Overhead, a symbolic light, supplied by burning oil from war-time profiteers, pollutes him further. In preparation for the chaplain's arrival, Melville likens the physical layout to a confessional. Billy still exhibits his shipboard tan, but the outlines of his skeleton show through as evidence of the strain he is under. Following a brief agony, reminiscent of Christ's suffering, Billy has made peace with the captain, a symbol of both father and deity. Billy, still the bud-man, the handsome infant, resembles a baby in a cradle. With this image, Melville merges two views of Christ — one as condemned man, the other as innocent babe in the manger.

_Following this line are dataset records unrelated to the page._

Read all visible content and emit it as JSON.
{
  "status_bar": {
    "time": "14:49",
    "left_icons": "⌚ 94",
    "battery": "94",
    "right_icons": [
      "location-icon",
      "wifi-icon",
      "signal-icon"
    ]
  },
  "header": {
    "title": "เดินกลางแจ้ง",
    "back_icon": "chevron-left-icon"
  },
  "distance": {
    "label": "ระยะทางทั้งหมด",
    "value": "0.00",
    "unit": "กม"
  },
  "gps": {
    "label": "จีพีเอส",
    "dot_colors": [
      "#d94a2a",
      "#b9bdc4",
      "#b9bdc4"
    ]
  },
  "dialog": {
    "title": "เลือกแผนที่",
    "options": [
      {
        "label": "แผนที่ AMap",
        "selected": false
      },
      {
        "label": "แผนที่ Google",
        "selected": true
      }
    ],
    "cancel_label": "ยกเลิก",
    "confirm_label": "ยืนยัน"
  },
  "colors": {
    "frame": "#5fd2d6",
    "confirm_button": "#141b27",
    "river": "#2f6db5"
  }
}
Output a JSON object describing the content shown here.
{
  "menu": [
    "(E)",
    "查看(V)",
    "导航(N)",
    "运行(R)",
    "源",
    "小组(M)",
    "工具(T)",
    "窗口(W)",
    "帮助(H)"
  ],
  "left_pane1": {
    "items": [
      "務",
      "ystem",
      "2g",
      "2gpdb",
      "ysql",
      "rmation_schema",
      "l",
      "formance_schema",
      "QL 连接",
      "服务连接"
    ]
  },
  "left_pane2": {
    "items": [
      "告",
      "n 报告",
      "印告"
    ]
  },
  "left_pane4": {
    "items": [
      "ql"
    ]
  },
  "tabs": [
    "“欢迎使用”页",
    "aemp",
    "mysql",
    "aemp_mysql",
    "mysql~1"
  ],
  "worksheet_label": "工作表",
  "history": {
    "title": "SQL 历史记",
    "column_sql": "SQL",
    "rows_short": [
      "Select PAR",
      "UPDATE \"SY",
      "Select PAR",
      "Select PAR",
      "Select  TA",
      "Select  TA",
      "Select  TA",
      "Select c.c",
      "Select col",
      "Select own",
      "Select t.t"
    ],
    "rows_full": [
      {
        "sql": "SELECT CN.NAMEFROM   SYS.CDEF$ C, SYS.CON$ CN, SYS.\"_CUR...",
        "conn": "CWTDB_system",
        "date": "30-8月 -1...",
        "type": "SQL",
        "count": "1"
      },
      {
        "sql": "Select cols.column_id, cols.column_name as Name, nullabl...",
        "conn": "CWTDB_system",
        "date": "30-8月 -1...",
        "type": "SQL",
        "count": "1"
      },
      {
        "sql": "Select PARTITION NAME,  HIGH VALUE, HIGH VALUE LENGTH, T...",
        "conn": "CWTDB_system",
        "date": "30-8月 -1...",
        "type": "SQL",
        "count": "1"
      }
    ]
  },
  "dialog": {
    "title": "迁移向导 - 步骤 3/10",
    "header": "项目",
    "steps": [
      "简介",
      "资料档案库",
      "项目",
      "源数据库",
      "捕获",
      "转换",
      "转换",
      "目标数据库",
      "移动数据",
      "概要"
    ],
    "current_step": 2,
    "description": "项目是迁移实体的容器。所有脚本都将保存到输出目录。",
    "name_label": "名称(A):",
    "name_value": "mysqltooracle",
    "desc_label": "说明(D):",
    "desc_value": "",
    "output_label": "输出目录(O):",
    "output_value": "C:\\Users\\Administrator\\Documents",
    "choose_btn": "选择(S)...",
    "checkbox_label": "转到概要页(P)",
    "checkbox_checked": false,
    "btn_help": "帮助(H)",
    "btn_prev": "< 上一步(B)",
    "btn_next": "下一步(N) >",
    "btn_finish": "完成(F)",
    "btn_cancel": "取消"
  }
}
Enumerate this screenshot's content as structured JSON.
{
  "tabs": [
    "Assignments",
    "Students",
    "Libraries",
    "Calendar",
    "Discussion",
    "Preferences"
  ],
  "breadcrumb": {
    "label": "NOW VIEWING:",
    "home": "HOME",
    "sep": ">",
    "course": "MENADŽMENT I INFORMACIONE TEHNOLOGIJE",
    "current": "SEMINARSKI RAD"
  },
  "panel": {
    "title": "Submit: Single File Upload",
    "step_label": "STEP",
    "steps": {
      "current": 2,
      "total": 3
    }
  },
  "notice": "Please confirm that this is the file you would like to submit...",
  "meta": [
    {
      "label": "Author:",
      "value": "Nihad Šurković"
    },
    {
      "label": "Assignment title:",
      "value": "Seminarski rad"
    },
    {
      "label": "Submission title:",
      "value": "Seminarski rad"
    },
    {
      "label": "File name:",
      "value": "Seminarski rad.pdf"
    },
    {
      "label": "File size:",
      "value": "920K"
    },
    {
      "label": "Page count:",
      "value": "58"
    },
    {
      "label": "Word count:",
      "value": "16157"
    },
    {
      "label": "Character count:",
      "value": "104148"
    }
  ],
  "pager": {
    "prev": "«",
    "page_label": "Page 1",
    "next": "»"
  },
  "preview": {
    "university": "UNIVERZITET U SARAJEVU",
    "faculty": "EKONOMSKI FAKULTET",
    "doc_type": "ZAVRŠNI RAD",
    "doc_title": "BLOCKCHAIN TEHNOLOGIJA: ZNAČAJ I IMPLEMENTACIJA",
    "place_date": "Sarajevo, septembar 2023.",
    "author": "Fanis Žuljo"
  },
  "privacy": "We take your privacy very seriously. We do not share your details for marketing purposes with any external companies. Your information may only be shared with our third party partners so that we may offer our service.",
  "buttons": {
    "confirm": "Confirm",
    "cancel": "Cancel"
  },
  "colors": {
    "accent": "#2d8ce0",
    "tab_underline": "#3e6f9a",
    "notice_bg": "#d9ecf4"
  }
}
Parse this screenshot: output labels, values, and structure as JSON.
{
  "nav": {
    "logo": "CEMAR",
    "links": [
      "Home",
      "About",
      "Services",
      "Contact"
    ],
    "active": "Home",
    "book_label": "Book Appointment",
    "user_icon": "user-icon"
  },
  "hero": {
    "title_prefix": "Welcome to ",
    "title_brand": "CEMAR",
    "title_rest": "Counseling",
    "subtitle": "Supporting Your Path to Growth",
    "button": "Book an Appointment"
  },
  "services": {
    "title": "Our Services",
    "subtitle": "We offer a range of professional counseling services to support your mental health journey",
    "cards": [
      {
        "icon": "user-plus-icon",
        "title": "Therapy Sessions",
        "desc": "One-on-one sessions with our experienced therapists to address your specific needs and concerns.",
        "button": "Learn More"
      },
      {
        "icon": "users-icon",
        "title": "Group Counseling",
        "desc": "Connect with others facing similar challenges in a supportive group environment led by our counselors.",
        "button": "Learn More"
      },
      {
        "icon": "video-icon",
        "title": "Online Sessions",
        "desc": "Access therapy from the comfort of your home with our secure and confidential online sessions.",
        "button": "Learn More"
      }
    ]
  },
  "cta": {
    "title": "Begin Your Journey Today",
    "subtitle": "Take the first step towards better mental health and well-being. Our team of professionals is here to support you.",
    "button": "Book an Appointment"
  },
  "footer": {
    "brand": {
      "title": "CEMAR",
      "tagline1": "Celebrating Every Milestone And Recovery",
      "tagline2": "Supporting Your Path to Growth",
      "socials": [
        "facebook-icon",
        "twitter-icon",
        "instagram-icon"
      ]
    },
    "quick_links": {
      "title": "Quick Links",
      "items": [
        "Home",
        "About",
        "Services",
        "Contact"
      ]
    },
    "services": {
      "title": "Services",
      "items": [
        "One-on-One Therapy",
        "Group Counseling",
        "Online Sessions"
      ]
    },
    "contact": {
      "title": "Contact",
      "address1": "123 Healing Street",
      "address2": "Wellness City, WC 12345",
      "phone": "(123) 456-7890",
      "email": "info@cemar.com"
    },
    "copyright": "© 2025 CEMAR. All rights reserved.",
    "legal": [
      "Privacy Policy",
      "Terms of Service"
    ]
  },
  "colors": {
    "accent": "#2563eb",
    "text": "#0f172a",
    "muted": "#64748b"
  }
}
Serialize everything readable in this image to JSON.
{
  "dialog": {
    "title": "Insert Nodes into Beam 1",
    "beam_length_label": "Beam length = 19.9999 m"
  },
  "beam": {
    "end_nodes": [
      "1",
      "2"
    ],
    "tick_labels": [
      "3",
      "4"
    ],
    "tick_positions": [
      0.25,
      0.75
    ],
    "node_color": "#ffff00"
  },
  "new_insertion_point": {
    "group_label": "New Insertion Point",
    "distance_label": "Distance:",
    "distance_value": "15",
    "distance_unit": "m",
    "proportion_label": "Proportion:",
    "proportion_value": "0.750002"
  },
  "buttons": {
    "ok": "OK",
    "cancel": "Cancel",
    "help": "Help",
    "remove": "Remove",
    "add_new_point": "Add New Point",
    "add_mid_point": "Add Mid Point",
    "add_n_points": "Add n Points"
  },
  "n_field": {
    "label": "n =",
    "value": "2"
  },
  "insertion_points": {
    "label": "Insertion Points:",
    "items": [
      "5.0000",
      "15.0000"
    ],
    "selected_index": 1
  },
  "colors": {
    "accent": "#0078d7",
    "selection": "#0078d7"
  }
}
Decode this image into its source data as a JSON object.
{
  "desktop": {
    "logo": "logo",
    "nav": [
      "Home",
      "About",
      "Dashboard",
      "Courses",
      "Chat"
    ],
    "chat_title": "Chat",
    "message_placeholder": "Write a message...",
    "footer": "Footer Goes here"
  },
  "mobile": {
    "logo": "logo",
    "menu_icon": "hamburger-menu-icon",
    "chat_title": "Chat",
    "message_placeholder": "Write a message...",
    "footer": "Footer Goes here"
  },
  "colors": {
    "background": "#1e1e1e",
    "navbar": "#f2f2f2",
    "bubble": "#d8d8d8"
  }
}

It is significant that the confrontation between the chaplain, a representative of organized religion, and Billy Budd, the "upright barbarian" as Melville calls him, resembles the first meeting between the Tahitian savage of long ago and the first missionary. The scene is a confrontation and not a conference because Billy does not speak, but listens courteously. The chaplain, serving as an agent of Christ, the Prince of Peace, knows the doomed man's innate guilelessness, yet does not dare protest against the machinery of war to save his life. The chaplain's efforts are futile. Billy accepts his approaching death without fear. The chaplain, a "discreet man," acknowledges Billy's innocence as a better preparation for death than tedious theological doctrine. In this meeting between devout clergyman and untutored seaman, Melville stresses extreme irony. Why does this adherent of Christianity, a religion rife with joy in the afterlife, exhibit an irrational fear of death, which he believes will reunite him with his Savior?
Glossary
harness of breeching and strong side-tackles the devices that anchor back and sides of cannons to prevent them from jolting out of position.
long rammers and shorter instocks tools for loading and firing cannons.
tampioned stoppered (when not in use).
the minister of Christ though receiving his stipend from Mars Melville is emphasizing a paradox: the chaplain's service to a god of peace is salaried by the War Department.
living trophies . . . in the Roman triumph of Germanicus Ancient Romans during the time of Germanicus Caesar (15 B.C.–19 A.D.) celebrated wartime victory with a period of thanksgiving marked by a triumphal procession of captured weapons, horses, and human hostages, especially nobles and their children.
the Pope of that time Gregory the Great (c. 540–604).
Fra Angelico's seraphs angels painted by Giovanni da Fiesole (1387–1455), known as "Fra Angelico," or the angelic friar.
plucking apples in gardens of the Hesperides The Hesperides were nymphs of early Greek mythology who guarded a grove of trees bearing sacred golden apples.